Best Buy Overreactions

As a retailer of consumer electronics, Best Buy receives a disproportionate amount of income in the quarter which covers the December period. Consider the following graph, which depicts Best Buy's earnings by quarter and for the full year:

Clearly, the first three quarters play only a small role in determining the success of Best Buy's year. Despite this, the company's stock price fluctuates dramatically based on how well results in these quarters match-up with expectations.

For example, between the months of April and September of this year, the stock price traded between a range of $30 and $49 per share. Did the company's value really change by more than 60%, or is the market merely overreacting to some rather inconsequential quarterly reports?

I would argue the latter.

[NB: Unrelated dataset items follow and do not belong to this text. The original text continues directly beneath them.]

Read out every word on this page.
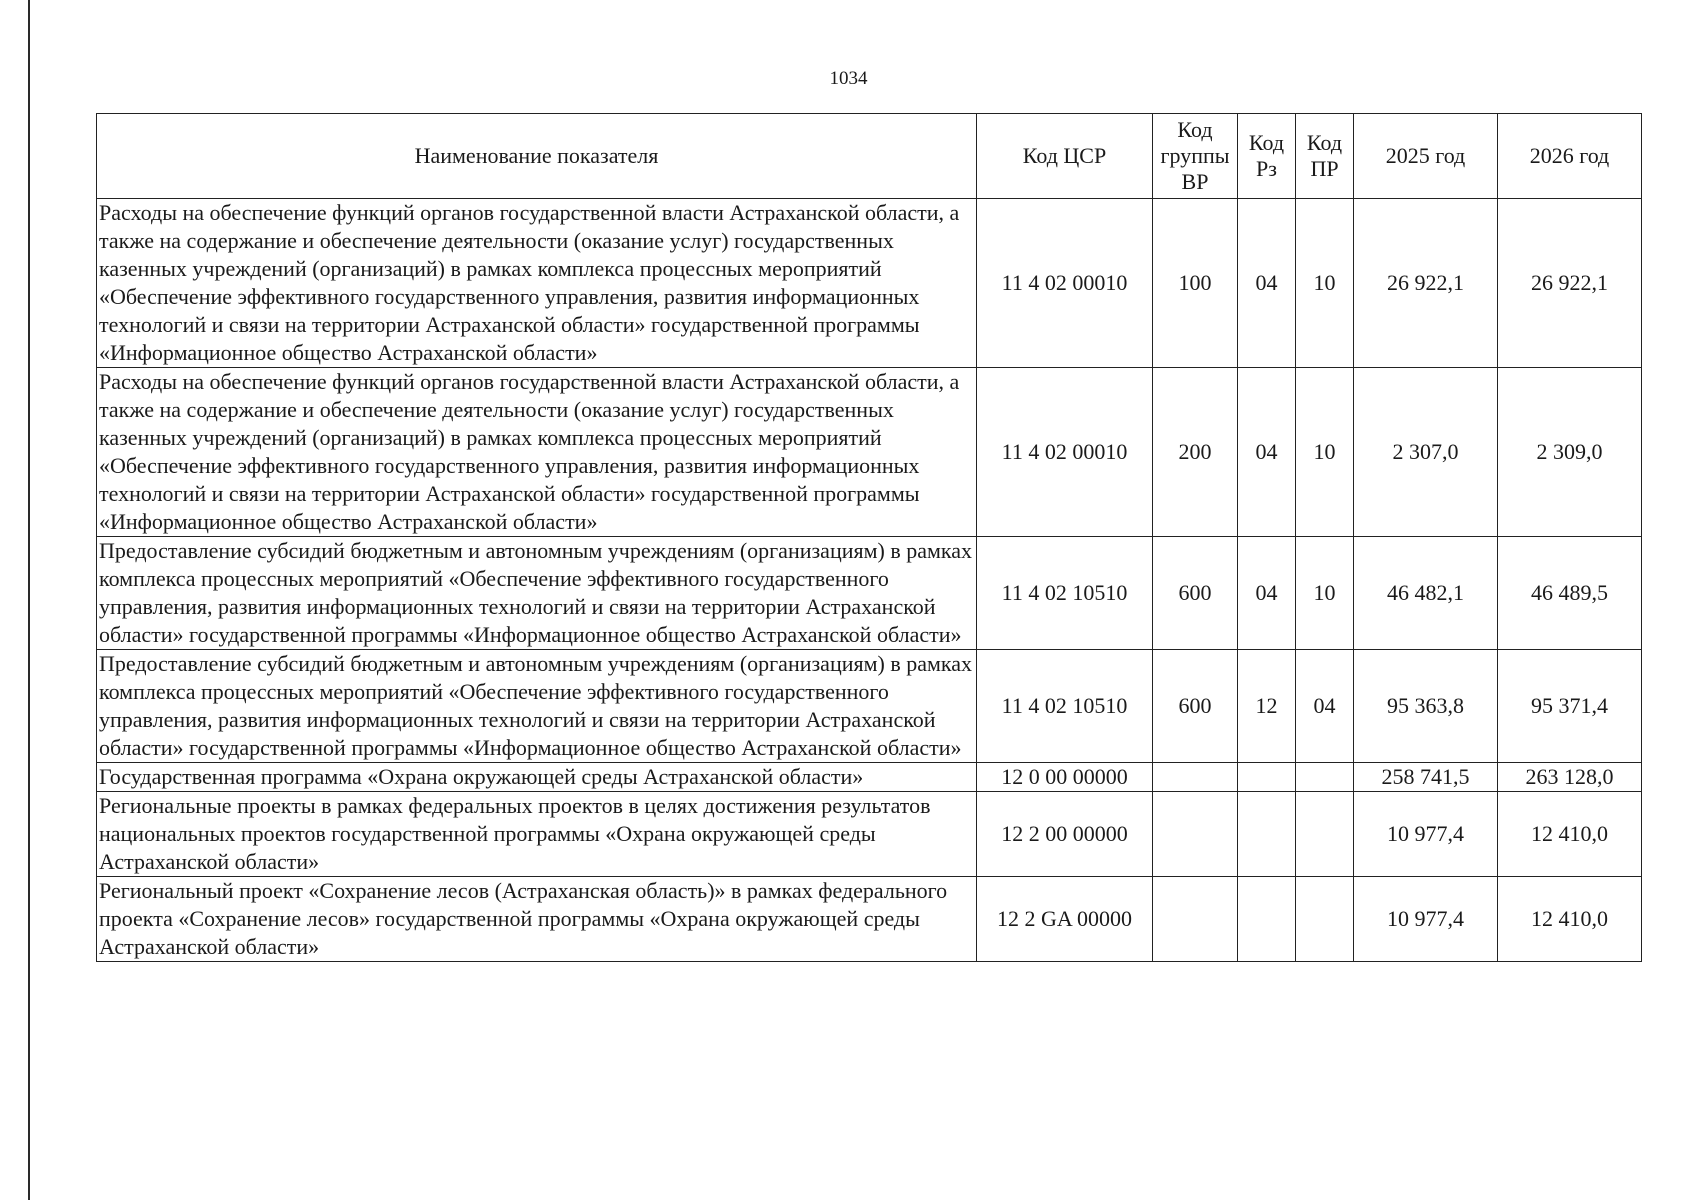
1034
Наименование показателя	Код ЦСР	Код группы ВР	Код Рз	Код ПР	2025 год	2026 год
Расходы на обеспечение функций органов государственной власти Астраханской области, а также на содержание и обеспечение деятельности (оказание услуг) государственных казенных учреждений (организаций) в рамках комплекса процессных мероприятий «Обеспечение эффективного государственного управления, развития информационных технологий и связи на территории Астраханской области» государственной программы «Информационное общество Астраханской области»	11 4 02 00010	100	04	10	26 922,1	26 922,1
Расходы на обеспечение функций органов государственной власти Астраханской области, а также на содержание и обеспечение деятельности (оказание услуг) государственных казенных учреждений (организаций) в рамках комплекса процессных мероприятий «Обеспечение эффективного государственного управления, развития информационных технологий и связи на территории Астраханской области» государственной программы «Информационное общество Астраханской области»	11 4 02 00010	200	04	10	2 307,0	2 309,0
Предоставление субсидий бюджетным и автономным учреждениям (организациям) в рамках комплекса процессных мероприятий «Обеспечение эффективного государственного управления, развития информационных технологий и связи на территории Астраханской области» государственной программы «Информационное общество Астраханской области»	11 4 02 10510	600	04	10	46 482,1	46 489,5
Предоставление субсидий бюджетным и автономным учреждениям (организациям) в рамках комплекса процессных мероприятий «Обеспечение эффективного государственного управления, развития информационных технологий и связи на территории Астраханской области» государственной программы «Информационное общество Астраханской области»	11 4 02 10510	600	12	04	95 363,8	95 371,4
Государственная программа «Охрана окружающей среды Астраханской области»	12 0 00 00000				258 741,5	263 128,0
Региональные проекты в рамках федеральных проектов в целях достижения результатов национальных проектов государственной программы «Охрана окружающей среды Астраханской области»	12 2 00 00000				10 977,4	12 410,0
Региональный проект «Сохранение лесов (Астраханская область)» в рамках федерального проекта «Сохранение лесов» государственной программы «Охрана окружающей среды Астраханской области»	12 2 GA 00000				10 977,4	12 410,0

Best Buy is an incredibly stable business, as shown by its return on invested capital levels over the last several years. Furthermore, Best Buy's streak of generating excellent returns continues, as its return on equity (ROE) over the last 12 months is 24%.

But because the market overreacts to quarterly misses, investors are offered great entry points for this stock. Two weeks ago, Best Buy reported operating income that was higher than it was last year, but that missed expectations. As a result, the stock fell dramatically; the company now trades at a P/E of just 8, based on its current market cap and its last 12 months of earnings.

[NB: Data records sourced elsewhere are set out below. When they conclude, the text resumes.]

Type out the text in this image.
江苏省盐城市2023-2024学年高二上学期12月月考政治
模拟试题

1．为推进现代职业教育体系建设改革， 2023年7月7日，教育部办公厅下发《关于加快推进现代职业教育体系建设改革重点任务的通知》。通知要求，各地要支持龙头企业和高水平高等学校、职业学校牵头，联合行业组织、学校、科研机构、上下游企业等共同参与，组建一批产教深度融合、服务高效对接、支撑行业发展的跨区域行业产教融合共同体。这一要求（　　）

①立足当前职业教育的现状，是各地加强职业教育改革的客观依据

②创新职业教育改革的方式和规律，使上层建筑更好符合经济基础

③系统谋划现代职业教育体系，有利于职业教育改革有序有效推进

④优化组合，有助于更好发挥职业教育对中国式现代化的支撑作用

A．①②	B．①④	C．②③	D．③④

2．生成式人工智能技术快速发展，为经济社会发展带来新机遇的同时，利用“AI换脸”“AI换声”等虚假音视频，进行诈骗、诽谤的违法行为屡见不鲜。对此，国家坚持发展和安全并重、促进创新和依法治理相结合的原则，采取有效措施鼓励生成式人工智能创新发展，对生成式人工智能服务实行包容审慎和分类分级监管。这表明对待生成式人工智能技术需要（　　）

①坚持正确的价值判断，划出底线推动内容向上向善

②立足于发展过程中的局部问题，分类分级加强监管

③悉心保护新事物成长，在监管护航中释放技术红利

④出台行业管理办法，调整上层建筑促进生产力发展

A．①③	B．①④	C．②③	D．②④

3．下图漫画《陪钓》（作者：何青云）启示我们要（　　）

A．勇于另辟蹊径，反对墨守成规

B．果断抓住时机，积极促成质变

Market overreactions with this stock are rather common. Long-term investors can take advantage of the situation by buying when the stock gets punished to low P/E levels, and selling when positive sentiment returns.

Disclosure: Author has a long position in shares of BBY


Andrew said...

Hey Saj,

I actually prefer RSH over BBY. I tried to exam why in a recent blog post http://whopperinvestments.blogspot.com/2010/12/bby-vs-rsh-why-im-going-with-rsh.html#more


Anonymous said...

I prefer BBY due to better sales growth and EPS growth over 10 years. RSY has gone nowhere in terms of sales.

Dominic Nadeau said...

Hi Saj

I was looping for an entry point in bby for a year now. After your article I wrote my analysis on BBY. Check it out pretoriainvestment.wordpress.com

Anonymous said...

Hey Saj,

I was also wondering if you had any opinion on UVE?

They have a lot of cash, a good dividend yield, and seems to be trading at low multiples. The insurance industry in Florida seemed to be hit with new regulations in 2010 though...


Saj Karsan said...

Hi Anon,

Insurance is out of my circle of competence for now, so I'm afraid I don't really have much of an opinion on UVE, sorry!

Chris said...

BBY has really taken a hit lately. Are you still holding and/or adding to your position?

I noticed that David Einhorn disclosed a sizable position in his recent investor letter. I am still bullish on the company.

BBY only has about ~$1 B left in its share repurchase program. I will be very upset if it isn't snatching shares and these depressed <$30 prices. The board should refund the buyback program.

Saj Karsan said...

Hi Chris,

Yes I still like it. I hope for buybacks as well!

Anonymous said...

Hi Saj,

Are you still invested? Do you think with old ceo gone, the new guy might be able to turned around the ship.

Saj Karsan said...

Hi Anon,

I do still like this stock. I believe the company has scale advantages; hopefully new management improves the situation.